Correct. Mid point is what your broker wants you to do and it's wrong most of the time. First look at the opposite call/put. The spread should be narrow and that's the real bid/ask relative to extrinsic. Then there is the real value which you will learn over time. Look at the ranges over time and Where it could go and what is your target. I'm Long options cause there are many premium sellers that short blindly Low vols. Think about trading stock and buying opposite call/put and take advantage of put/call parity. Then you will find the real/fair market.
Nothing inherently wrong w you trying to catch the mid point but stymie is right- gotta brush up on your synthetics and lock insome trades thru the other option. That beign said, I'd still avoid the wide spreads even though you might occasionally get lucky and get a MM to hit your midpoint. If that spread is on a typical day then something bad happens and you have to get out, that spread will widen more... then you are screwed! You are giving up 15 cents to get in and 25 cents to get out +commission and that will eat up big % of your profits AND that is on the good trades. Imagine the bad trades?
Selling an ATM put on a stock or ETF is less risky than buying 100 shares of the underlying. So if you think that's too risky, you shouldn't be trading more than 99 shares of stock / ETF.
Thank you for your coaching.
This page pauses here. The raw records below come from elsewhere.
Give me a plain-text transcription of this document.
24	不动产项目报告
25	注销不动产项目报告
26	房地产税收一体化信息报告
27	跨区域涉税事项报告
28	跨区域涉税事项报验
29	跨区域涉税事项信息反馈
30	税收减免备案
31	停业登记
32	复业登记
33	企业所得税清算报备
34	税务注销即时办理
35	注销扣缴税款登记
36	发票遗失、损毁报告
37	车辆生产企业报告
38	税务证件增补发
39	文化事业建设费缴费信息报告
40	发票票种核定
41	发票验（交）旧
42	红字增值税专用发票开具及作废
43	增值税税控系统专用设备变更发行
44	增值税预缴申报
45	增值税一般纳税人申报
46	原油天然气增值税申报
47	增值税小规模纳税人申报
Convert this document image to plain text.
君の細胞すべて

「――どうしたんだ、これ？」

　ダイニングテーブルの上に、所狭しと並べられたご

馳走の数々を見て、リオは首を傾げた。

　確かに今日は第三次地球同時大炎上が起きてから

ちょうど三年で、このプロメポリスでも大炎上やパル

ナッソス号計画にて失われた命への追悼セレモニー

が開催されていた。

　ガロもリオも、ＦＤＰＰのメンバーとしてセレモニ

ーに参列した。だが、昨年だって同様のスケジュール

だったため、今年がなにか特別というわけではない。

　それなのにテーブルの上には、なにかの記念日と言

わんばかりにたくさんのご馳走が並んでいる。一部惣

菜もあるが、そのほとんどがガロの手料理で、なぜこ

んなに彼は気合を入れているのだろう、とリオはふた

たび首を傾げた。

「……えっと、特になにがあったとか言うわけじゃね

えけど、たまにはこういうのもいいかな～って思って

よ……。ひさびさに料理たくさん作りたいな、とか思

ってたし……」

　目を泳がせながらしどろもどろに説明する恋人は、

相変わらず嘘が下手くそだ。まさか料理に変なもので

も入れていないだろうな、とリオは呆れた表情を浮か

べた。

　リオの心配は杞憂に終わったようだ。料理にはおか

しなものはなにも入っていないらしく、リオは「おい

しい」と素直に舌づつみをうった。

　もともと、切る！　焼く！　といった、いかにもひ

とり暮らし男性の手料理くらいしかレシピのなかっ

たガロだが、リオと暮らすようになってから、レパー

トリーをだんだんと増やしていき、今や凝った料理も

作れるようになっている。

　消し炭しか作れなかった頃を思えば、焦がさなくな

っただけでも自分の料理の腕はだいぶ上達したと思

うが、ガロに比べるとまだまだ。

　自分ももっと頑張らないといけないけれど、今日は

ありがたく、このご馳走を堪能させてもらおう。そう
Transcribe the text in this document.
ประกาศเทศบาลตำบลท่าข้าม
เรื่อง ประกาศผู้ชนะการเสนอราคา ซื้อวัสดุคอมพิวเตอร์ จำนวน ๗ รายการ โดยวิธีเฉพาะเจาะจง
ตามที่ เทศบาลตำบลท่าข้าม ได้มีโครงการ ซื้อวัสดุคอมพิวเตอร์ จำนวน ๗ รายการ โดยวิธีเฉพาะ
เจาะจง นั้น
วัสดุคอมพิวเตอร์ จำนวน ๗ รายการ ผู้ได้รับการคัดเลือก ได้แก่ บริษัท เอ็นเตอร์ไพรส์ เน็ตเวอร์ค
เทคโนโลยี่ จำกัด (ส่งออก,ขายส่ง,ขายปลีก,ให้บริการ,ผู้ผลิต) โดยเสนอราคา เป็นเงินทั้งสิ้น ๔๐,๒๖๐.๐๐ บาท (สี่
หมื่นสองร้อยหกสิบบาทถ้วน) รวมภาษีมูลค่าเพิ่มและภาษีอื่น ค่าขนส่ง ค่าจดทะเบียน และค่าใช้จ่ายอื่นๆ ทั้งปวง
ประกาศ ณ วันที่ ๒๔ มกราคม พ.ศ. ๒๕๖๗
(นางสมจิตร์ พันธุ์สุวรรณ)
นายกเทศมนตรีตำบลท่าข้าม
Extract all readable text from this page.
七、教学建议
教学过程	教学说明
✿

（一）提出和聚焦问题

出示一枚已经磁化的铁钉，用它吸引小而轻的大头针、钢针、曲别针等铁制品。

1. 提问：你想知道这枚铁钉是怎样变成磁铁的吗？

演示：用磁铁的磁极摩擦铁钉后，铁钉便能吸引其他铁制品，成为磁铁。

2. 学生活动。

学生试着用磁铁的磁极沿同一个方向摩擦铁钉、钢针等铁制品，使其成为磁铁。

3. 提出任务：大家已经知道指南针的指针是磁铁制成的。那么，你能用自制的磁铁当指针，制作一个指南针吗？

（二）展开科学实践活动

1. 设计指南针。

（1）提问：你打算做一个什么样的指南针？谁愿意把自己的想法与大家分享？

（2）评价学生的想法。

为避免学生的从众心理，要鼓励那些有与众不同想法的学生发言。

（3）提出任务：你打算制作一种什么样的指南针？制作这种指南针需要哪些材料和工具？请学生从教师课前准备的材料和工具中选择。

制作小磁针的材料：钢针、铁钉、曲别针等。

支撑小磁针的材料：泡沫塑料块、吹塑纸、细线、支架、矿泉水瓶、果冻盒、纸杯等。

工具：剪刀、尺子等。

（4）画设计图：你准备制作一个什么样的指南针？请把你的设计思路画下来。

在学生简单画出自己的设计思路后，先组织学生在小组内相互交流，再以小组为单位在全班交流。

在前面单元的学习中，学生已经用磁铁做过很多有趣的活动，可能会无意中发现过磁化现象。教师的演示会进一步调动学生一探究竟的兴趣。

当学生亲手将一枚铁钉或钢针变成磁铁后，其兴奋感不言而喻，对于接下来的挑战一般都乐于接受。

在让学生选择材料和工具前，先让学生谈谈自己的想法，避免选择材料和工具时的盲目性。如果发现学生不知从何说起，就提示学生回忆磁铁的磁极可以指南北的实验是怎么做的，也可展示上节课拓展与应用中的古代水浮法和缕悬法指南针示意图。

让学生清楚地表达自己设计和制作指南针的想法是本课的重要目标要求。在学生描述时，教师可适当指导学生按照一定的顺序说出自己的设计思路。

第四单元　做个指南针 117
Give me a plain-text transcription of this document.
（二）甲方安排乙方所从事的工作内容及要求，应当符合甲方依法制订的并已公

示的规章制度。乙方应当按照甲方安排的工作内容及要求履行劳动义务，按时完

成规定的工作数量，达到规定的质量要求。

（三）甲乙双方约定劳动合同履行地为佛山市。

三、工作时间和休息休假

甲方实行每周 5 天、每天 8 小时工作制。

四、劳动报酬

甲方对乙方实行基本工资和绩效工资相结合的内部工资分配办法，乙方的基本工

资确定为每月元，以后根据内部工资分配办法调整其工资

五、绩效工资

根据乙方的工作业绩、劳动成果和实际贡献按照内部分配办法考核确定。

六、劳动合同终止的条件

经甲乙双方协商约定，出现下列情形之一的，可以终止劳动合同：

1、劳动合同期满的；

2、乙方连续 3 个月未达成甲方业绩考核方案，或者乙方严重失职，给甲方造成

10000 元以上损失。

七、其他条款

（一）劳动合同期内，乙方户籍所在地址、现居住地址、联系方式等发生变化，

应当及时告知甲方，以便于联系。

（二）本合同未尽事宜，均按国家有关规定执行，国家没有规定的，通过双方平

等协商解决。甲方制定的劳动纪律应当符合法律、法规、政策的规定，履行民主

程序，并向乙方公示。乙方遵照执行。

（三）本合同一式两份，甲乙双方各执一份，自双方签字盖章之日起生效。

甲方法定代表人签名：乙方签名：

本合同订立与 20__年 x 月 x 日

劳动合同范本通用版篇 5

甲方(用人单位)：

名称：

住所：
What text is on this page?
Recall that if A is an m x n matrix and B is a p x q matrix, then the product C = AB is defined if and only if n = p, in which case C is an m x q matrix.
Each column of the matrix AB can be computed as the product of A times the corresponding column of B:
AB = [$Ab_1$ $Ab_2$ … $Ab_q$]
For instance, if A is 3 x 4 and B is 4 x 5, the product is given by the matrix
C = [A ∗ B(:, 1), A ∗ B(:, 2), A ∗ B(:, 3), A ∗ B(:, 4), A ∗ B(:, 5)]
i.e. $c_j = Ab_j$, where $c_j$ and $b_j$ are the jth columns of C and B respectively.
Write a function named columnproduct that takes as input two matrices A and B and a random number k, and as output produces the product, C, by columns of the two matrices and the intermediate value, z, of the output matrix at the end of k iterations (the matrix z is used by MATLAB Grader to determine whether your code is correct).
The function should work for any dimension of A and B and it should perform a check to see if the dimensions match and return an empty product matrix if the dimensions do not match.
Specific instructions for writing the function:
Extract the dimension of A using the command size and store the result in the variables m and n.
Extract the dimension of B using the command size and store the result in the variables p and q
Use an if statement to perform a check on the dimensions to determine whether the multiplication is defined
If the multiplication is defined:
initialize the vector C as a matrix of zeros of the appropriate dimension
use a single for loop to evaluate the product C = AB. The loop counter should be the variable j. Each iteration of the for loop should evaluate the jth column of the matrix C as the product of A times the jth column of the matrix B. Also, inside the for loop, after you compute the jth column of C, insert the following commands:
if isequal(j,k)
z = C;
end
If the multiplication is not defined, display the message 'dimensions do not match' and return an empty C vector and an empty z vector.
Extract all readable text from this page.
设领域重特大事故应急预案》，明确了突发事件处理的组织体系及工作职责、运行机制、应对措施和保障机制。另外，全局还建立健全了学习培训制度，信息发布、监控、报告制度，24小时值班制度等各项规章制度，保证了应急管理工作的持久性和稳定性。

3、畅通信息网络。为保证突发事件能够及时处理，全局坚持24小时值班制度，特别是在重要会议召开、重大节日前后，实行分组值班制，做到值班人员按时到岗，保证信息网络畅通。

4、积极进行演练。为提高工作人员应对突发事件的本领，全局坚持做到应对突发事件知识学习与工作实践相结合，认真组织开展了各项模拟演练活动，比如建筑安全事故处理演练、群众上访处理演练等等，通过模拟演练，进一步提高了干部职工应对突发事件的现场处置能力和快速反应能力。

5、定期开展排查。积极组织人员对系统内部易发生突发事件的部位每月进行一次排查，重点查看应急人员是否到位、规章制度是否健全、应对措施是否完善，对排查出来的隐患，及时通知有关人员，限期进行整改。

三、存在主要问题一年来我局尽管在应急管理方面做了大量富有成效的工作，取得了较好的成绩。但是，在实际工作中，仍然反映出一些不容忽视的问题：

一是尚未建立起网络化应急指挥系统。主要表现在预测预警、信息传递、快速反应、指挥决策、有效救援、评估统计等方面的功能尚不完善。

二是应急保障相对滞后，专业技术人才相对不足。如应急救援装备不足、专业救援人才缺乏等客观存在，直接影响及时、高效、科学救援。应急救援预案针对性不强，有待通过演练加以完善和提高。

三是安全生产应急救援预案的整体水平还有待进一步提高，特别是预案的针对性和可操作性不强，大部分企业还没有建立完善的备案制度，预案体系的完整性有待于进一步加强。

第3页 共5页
What you said is correct and I often paid dearly for bid/ask spreads. I could normally hit the mid point when entering a trade but exiting one was often a different story.
there is no "don't" when it comes to learning do everything, try different things, try the same thing under different conditions understand why people said that things, in what conditions/ what context/ what goal? make mistakes.. lot of it :]
But as Stymie said, net sum of overall trades were very profitable (convexity) in spite of having to pay the MM high bid/ask spread during exits. I don't mind paying them their fair share, just do not want to overpay.